Constat : l’image des immigrés projetée par les médias européens ne correspond souvent pas à la réalité. En insistant sur les jeunes perdus des « quartiers » et des « villes », nous cachons ceux qui se construisent un chemin de réussite à force de travail acharné, de sérieux et de détermination. Il faut dire qu’en Europe la notion de compétence est essentielle et, bien souvent, ceux qui méritent le succès l’obtiennent.

Aujourd’hui nous allons parler du profil d’Amar Lounas, architecte de formation actif dans son domaine, mais aussi dans le monde culturel en général, aussi bien en France qu’en Algérie. Originaire d’Aït Koufi, à Boghni, il a fréquenté le lycée technique de cette ville, avant de suivre des cours de technologie à l’université Mouloud-Mammeri de Tizi Ouzou. Il s’inscrit ensuite à l’Ecole Spéciale des Travaux Publics de Paris, puis à l’Ecole Supérieure d’Architecture de Paris-La-Villette où il obtient le diplôme d’architecte-urbaniste. Très actif, il a fondé l’agence À Architecture qui opère à la fois à Paris et à Alger. Pour l’avoir rencontré dans divers séminaires et conférences, on sait qu’Amar Lounas n’hésite pas à quitter son environnement professionnel pour participer à des activités d’intérêt général, culturel, social et économique. Ainsi, en 2018 il a participé à l’ouvrage collectif qui a réuni les « actes de la conférence des professionnels de la santé mentale » exerçant en Algérie et une quarantaine de psychanalystes français et un architecte. Selon lui, cette œuvre se situe « entre passé et futur, montrant que l’homme est entre ce qui vient du passé et ce qui va arriver.

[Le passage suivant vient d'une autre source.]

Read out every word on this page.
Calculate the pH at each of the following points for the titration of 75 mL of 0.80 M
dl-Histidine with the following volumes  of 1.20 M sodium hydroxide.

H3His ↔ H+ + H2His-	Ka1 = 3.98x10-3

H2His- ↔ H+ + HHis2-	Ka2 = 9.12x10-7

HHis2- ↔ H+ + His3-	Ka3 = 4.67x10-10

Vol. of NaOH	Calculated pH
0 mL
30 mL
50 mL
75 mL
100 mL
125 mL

Autrement dit, l’homme se trouve dans une brèche qu’est le présent vécu et c’est dans cette brèche que pousse la fleur de la liberté ». Comme le disait René Char, ajoute-t-il, « notre héritage n’est précédé d’aucun testament ». L’architecte algérien a également participé à « Jetée à pierre perdues, d’Alger et loin », aux Cahiers conçus en novembre 2019. L’œuvre est accompagnée de textes d’Amar Lounas, Wassila Tamzali, Véronique Beucler, Julie Bouvard, Maya Ouabadi… avec des collaborations artistiques de Hichem Merouche, Sofiane Zouggar, Adel Bentounsi, Feriel Gasmi Issiakhem et bien d’autres.

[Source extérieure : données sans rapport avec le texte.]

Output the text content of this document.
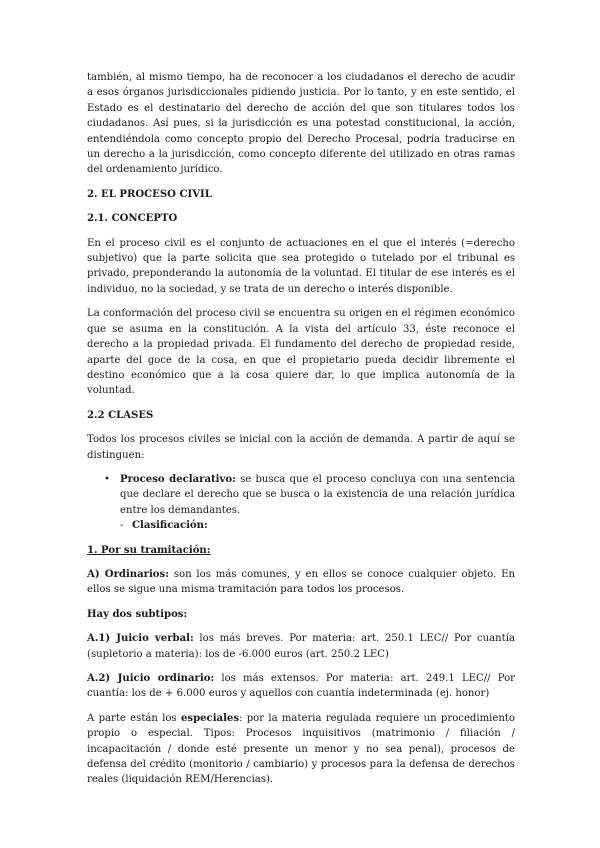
también, al mismo tiempo, ha de reconocer a los ciudadanos el derecho de acudir a esos órganos jurisdiccionales pidiendo justicia. Por lo tanto, y en este sentido, el Estado es el destinatario del derecho de acción del que son titulares todos los ciudadanos. Así pues, si la jurisdicción es una potestad constitucional, la acción, entendiéndola como concepto propio del Derecho Procesal, podría traducirse en un derecho a la jurisdicción, como concepto diferente del utilizado en otras ramas del ordenamiento jurídico.

2. EL PROCESO CIVIL
2.1. CONCEPTO

En el proceso civil es el conjunto de actuaciones en el que el interés (=derecho subjetivo) que la parte solicita que sea protegido o tutelado por el tribunal es privado, preponderando la autonomía de la voluntad. El titular de ese interés es el individuo, no la sociedad, y se trata de un derecho o interés disponible.

La conformación del proceso civil se encuentra su origen en el régimen económico que se asuma en la constitución. A la vista del artículo 33, éste reconoce el derecho a la propiedad privada. El fundamento del derecho de propiedad reside, aparte del goce de la cosa, en que el propietario pueda decidir libremente el destino económico que a la cosa quiere dar, lo que implica autonomía de la voluntad.

2.2 CLASES

Todos los procesos civiles se inicial con la acción de demanda. A partir de aquí se distinguen:

• Proceso declarativo: se busca que el proceso concluya con una sentencia que declare el derecho que se busca o la existencia de una relación jurídica entre los demandantes.
- Clasificación:
1. Por su tramitación:

A) Ordinarios: son los más comunes, y en ellos se conoce cualquier objeto. En ellos se sigue una misma tramitación para todos los procesos.

Hay dos subtipos:

A.1) Juicio verbal: los más breves. Por materia: art. 250.1 LEC// Por cuantía (supletorio a materia): los de -6.000 euros (art. 250.2 LEC)

A.2) Juicio ordinario: los más extensos. Por materia: art. 249.1 LEC// Por cuantía: los de + 6.000 euros y aquellos con cuantía indeterminada (ej. honor)

A parte están los especiales: por la materia regulada requiere un procedimiento propio o especial. Tipos: Procesos inquisitivos (matrimonio / filiación / incapacitación / donde esté presente un menor y no sea penal), procesos de defensa del crédito (monitorio / cambiario) y procesos para la defensa de derechos reales (liquidación REM/Herencias).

Amar Lounas a effectué des travaux de recherche sur l’architecture de terre en Algérie, suivis de plusieurs conférences liées à l’habitat, tout en participant à des expositions, en 2011 et 2012, au Festival International de Terre et d’Argile de Tlemcen. Il a également exposé à l’hôtel El-Aurassi pour le compte de la Société Algérienne de Rhumatologie en 2014. Amar Lounas vit en France et entretient un lien très fort avec l’Algérie : « C’est une dette symbolique que nous avons contractée depuis la naissance, nous sommes habités. par ces lieux et atmosphères indescriptibles », dit-il. Quand on aborde le thème de l’architecture en Algérie, il y a ces mots : « Une question très complexe par rapport à ce qui se fait en Algérie en matière d’architecture et d’urbanisme.

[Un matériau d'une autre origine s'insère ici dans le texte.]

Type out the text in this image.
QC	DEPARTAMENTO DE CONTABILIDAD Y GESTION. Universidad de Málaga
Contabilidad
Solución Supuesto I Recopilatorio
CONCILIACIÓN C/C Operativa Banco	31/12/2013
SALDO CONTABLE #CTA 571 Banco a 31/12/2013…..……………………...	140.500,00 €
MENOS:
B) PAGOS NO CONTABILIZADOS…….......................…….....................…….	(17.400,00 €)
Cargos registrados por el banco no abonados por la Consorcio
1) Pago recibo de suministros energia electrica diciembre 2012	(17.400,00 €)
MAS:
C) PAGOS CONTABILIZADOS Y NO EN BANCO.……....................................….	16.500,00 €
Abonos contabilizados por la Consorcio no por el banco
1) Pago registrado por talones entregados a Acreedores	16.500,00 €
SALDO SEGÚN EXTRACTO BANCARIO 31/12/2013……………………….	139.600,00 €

Il faut d’abord une ouverture vers l’ailleurs ; alors il faudra une volonté politique fondée sur le savoir-faire et une immense culture ». En France aussi, l’architecture est démunie par rapport à ce sur quoi elle se fonde, le savoir-faire. « Le maître d’œuvre, ou l’architecte, doit commencer son travail et non l’inverse. Pourtant, aujourd’hui, on assiste à une ‘starification’ des architectes… du coup, l’architecture perd en qualité ». Celui qui participe souvent à des concours d’architecture nationaux et internationaux (Corée du Sud, Arabie saoudite, France et Algérie), conclut : « J’emprunte volontairement cette phrase à Jean-Luc Godart pour préciser mon point de vue : ‘La plupart des réalisateurs et trois- des quarts des personnes qui reçoivent des récompenses à Berlin aujourd’hui n’utilisent l’appareil photo que pour exister, pas pour voir quelque chose que vous ne verriez pas sans lui « – en tant que scientifique ne pourrait pas voir certaines choses sans son microscope ou un astronome, il ne pourrait pas voir certaines étoiles sans son télescope. » Méditer.